Eng. civ. João Carlos Magalhães Gomes – A engenharia hoje é uma profissão que tem muitas oportunidades. Temos que convencer os jovens a voltarem para a engenharia. Na Agronomia, temos a maior produção agrícola do mundo, bem como as engenharias decorrentes. O mesmo acontece com a mobilidade urbana. Hoje, a mineração e o agronegócio já têm um lastro consolidado, mas a engenharia urbana também é muito forte. Os dois processos mais avançados com relação às PPPs são nas áreas de saneamento e rodovias. Acredito que até 2040 as metas do marco do saneamento sejam cumpridas. Há muitos prêmios sobre sustentabilidade, qualidade de vida, tanto urbana, quanto da logística de transportes. Então, temos uma oportunidade muito forte. O futuro chegou, é hora de a gente fazer. O Brasil é um país denominado do futuro há muito tempo, mas cheio de gargalos homéricos, no saneamento, na mobilidade urbana, nos portos. Há 15, 20 anos temos um investimento desvinculado do orçamento da União, dos Estados, dos municípios porque o país optou por transferir ativos para iniciativa privada. Para a próxima década, temos R$ 1 trilhão em contratos firmados. O que precisa é a capacidade operacional de fazer projetos e obras, algo que a gente tem bastante, uma engenharia muito forte. O futuro do Brasil na infraestrutura chegou.
Confea – O que o senhor destaca em relação aos dados colhidos pelo Infra-BR? Houve surpresas e constatações?
Eng. civ. João Carlos Magalhães Gomes – Os dados são aqueles obtidos nos vários órgãos de acompanhamento e, tendo em vista que não temos isso muito bem consolidado, poderão sofrer alterações. O importante é um Conselho da importância do Confea agrupá-los e, mais ainda acompanhá-los. Com certeza em breve teremos uma alta assertividade nessas informações. A contribuição do Infra-BR do Confea será de suma importância para a infraestrutura brasileira, pois nos trará um acompanhamento fidedigno de como está se desenvolvendo a nossa infraestrutura. Vale lembrar que nossos gargalos são muitos e, somente apontando-os é que iremos solucioná-los. Parabéns ao Confea pela iniciativa. Pela qualidade do material apresentado e assertividade dos números, será um importante balizador para todos que atuam e se responsabilizam pelo setor.
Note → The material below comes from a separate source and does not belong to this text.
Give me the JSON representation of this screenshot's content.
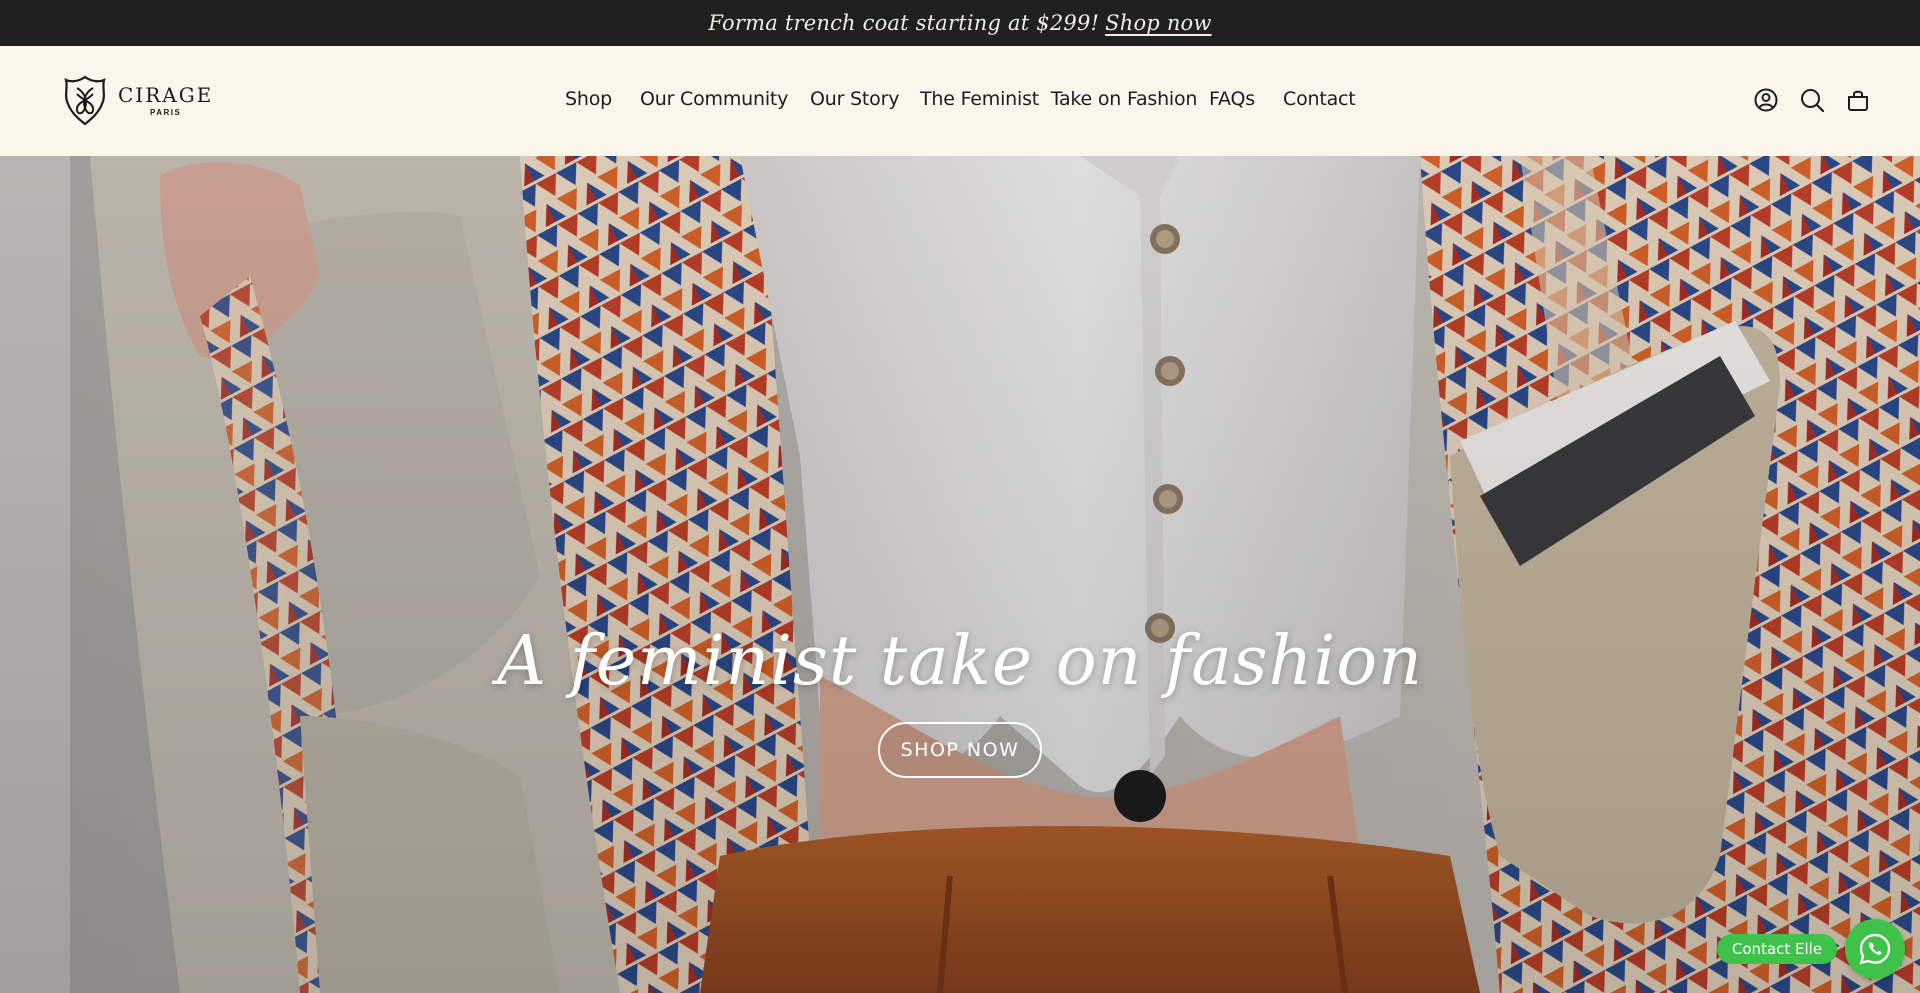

Confea – Atualmente, o senhor desenvolve um site, o Portal InfraNews, e mantém um grupo com mais de 3.300 participantes no Whatsapp. Fale sobre sua experiência e de como esses dados do Infra-BR irão contribuir com a plataforma.
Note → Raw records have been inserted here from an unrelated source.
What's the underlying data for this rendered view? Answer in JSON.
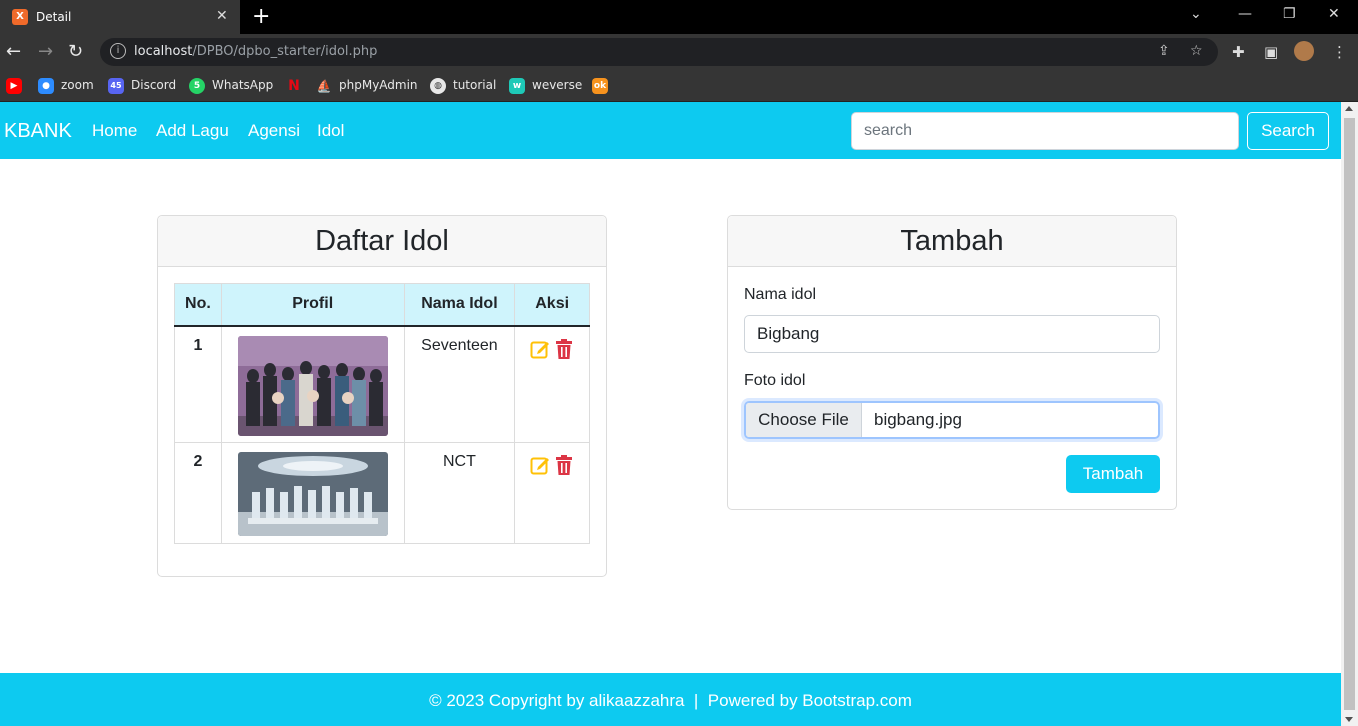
{
  "browser": {
    "tab_title": "Detail",
    "tab_icon_label": "X",
    "url_host": "localhost",
    "url_path": "/DPBO/dpbo_starter/idol.php",
    "bookmarks": [
      {
        "label": "",
        "icon": "youtube-icon",
        "color": "#ff0000"
      },
      {
        "label": "zoom",
        "icon": "zoom-icon",
        "color": "#2d8cff"
      },
      {
        "label": "Discord",
        "icon": "discord-icon",
        "color": "#5865f2",
        "badge": "45"
      },
      {
        "label": "WhatsApp",
        "icon": "whatsapp-icon",
        "color": "#25d366",
        "badge": "5"
      },
      {
        "label": "",
        "icon": "netflix-icon",
        "color": "#e50914"
      },
      {
        "label": "phpMyAdmin",
        "icon": "phpmyadmin-icon",
        "color": "#f89c0e"
      },
      {
        "label": "tutorial",
        "icon": "globe-icon",
        "color": "#e8e8e8"
      },
      {
        "label": "weverse",
        "icon": "weverse-icon",
        "color": "#1ec9b7"
      },
      {
        "label": "",
        "icon": "odnoklassniki-icon",
        "color": "#f7931e"
      }
    ]
  },
  "navbar": {
    "brand": "KBANK",
    "links": [
      "Home",
      "Add Lagu",
      "Agensi",
      "Idol"
    ],
    "search_placeholder": "search",
    "search_button": "Search",
    "color": "#0dcaf0"
  },
  "idol_list": {
    "title": "Daftar Idol",
    "columns": [
      "No.",
      "Profil",
      "Nama Idol",
      "Aksi"
    ],
    "rows": [
      {
        "no": "1",
        "name": "Seventeen",
        "photo": "group-photo-purple"
      },
      {
        "no": "2",
        "name": "NCT",
        "photo": "group-photo-stage"
      }
    ]
  },
  "add_form": {
    "title": "Tambah",
    "name_label": "Nama idol",
    "name_value": "Bigbang",
    "photo_label": "Foto idol",
    "file_button": "Choose File",
    "file_name": "bigbang.jpg",
    "submit": "Tambah"
  },
  "footer": {
    "text": "© 2023 Copyright by alikaazzahra  |  Powered by Bootstrap.com"
  }
}
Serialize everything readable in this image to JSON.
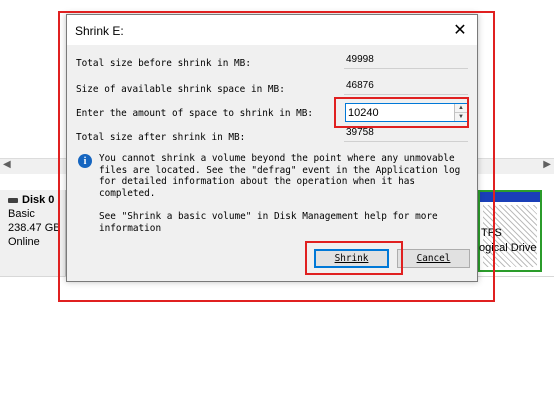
{
  "dialog": {
    "title": "Shrink E:",
    "close_glyph": "✕",
    "rows": [
      {
        "label": "Total size before shrink in MB:",
        "value": "49998"
      },
      {
        "label": "Size of available shrink space in MB:",
        "value": "46876"
      }
    ],
    "amount_label": "Enter the amount of space to shrink in MB:",
    "amount_value": "10240",
    "after_label": "Total size after shrink in MB:",
    "after_value": "39758",
    "info_icon_glyph": "i",
    "info_text": "You cannot shrink a volume beyond the point where any unmovable files are located. See the \"defrag\" event in the Application log for detailed information about the operation when it has completed.",
    "help_text": "See \"Shrink a basic volume\" in Disk Management help for more information",
    "shrink_label": "Shrink",
    "cancel_label": "Cancel"
  },
  "disk": {
    "name": "Disk 0",
    "type": "Basic",
    "size": "238.47 GB",
    "status": "Online",
    "partition_fs": "TFS",
    "partition_type": "ogical Drive"
  },
  "colors": {
    "annotation_red": "#e02020",
    "partition_border": "#2b9c2b",
    "partition_head": "#1a3fb8",
    "focus_blue": "#0078d7"
  }
}
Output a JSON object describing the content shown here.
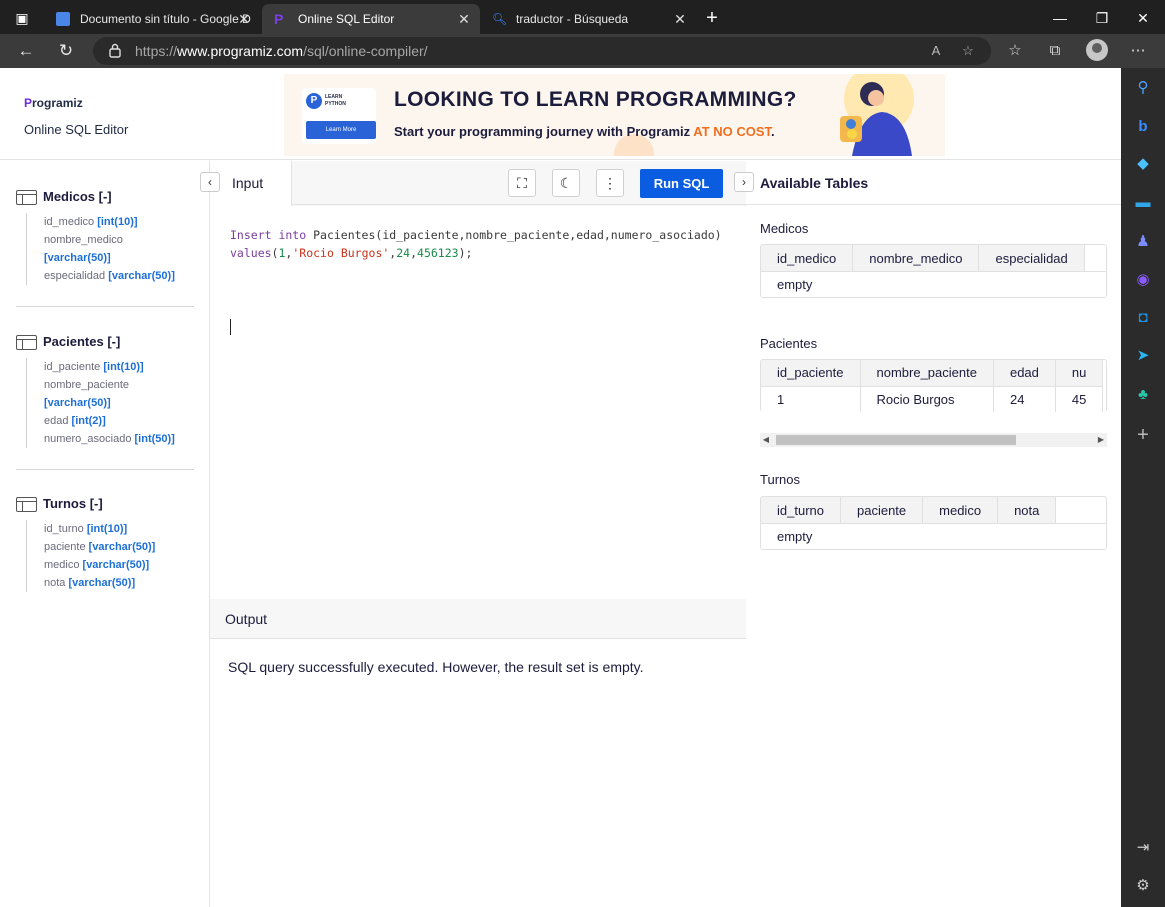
{
  "browser": {
    "tabs": [
      {
        "title": "Documento sin título - Google D",
        "active": false
      },
      {
        "title": "Online SQL Editor",
        "active": true
      },
      {
        "title": "traductor - Búsqueda",
        "active": false
      }
    ],
    "url_prefix": "https://",
    "url_domain": "www.programiz.com",
    "url_path": "/sql/online-compiler/"
  },
  "site": {
    "logo_text": "rogramiz",
    "title": "Online SQL Editor"
  },
  "ad": {
    "badge_line1": "LEARN",
    "badge_line2": "PYTHON",
    "learn_more": "Learn More",
    "headline": "LOOKING TO LEARN PROGRAMMING?",
    "sub_prefix": "Start your programming journey with Programiz ",
    "sub_highlight": "AT NO COST",
    "sub_suffix": "."
  },
  "schema": {
    "tables": [
      {
        "name": "Medicos [-]",
        "columns": [
          {
            "name": "id_medico",
            "type": "[int(10)]"
          },
          {
            "name": "nombre_medico",
            "type": "[varchar(50)]"
          },
          {
            "name": "especialidad",
            "type": "[varchar(50)]"
          }
        ]
      },
      {
        "name": "Pacientes [-]",
        "columns": [
          {
            "name": "id_paciente",
            "type": "[int(10)]"
          },
          {
            "name": "nombre_paciente",
            "type": "[varchar(50)]"
          },
          {
            "name": "edad",
            "type": "[int(2)]"
          },
          {
            "name": "numero_asociado",
            "type": "[int(50)]"
          }
        ]
      },
      {
        "name": "Turnos [-]",
        "columns": [
          {
            "name": "id_turno",
            "type": "[int(10)]"
          },
          {
            "name": "paciente",
            "type": "[varchar(50)]"
          },
          {
            "name": "medico",
            "type": "[varchar(50)]"
          },
          {
            "name": "nota",
            "type": "[varchar(50)]"
          }
        ]
      }
    ]
  },
  "editor": {
    "input_tab": "Input",
    "run_label": "Run SQL",
    "code_line1": {
      "kw1": "Insert into",
      "rest": " Pacientes(id_paciente,nombre_paciente,edad,numero_asociado)"
    },
    "code_line2": {
      "kw": "values",
      "open": "(",
      "n1": "1",
      "c1": ",",
      "str": "'Rocio Burgos'",
      "c2": ",",
      "n2": "24",
      "c3": ",",
      "n3": "456123",
      "close": ");"
    },
    "output_title": "Output",
    "output_text": "SQL query successfully executed. However, the result set is empty."
  },
  "available": {
    "title": "Available Tables",
    "tables": [
      {
        "name": "Medicos",
        "headers": [
          "id_medico",
          "nombre_medico",
          "especialidad"
        ],
        "empty": "empty"
      },
      {
        "name": "Pacientes",
        "headers": [
          "id_paciente",
          "nombre_paciente",
          "edad",
          "nu"
        ],
        "rows": [
          [
            "1",
            "Rocio Burgos",
            "24",
            "45"
          ]
        ]
      },
      {
        "name": "Turnos",
        "headers": [
          "id_turno",
          "paciente",
          "medico",
          "nota"
        ],
        "empty": "empty"
      }
    ]
  },
  "colors": {
    "run_button": "#0a5ce0",
    "type_blue": "#1d6fd6",
    "brand_purple": "#6f2bd6",
    "ad_highlight": "#f06e1f"
  }
}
Eng. civ. João Carlos Magalhães Gomes – Abrimos a empresa Portal Infranews Ltda há um ano, mas já venho fazendo esse trabalho há uns três quatro anos. Com o apoio de uma empresa de marketing, contamos hoje com patrocinadores que, confiantes em nosso trabalho e reconhecendo sua importância, nos ajudam mensalmente na manutenção técnica operacional desse. Todos os participantes podem se manifestar, desde que focados no Brasil da Infraestrutura. O foco é o Brasil da infraestrutura. Assim, já estamos com quatro grupos de WhatsApp, com pessoas interessadas apenas na divulgação da infraestrutura brasileira. Milito há 35 anos nessa área e nos mais diversos setores. Desde estagiário até 20 anos de formado, na Andrade Gutiérrez, depois na Galvão Engenharia, no aeroporto de Viracopos, no metrô de São Paulo, sendo, inclusive, diretor de engenharia da Valec, estatal federal de ferrovias. Desde 2018, atuo na Vellent Engenharia em Infraestrutura como sócio-diretor e agora, também, no Portal infranews. Nesse contexto, a divulgação do Infra-BR no Portal Infranews ajudará a seus participantes no conhecimento detalhado do atual momento da infraestrutura brasileira, baseado em fatos e dados. A contribuição do Infra-BR será de grande valia ao nosso portal na divulgação do Brasil da Infraestrutura.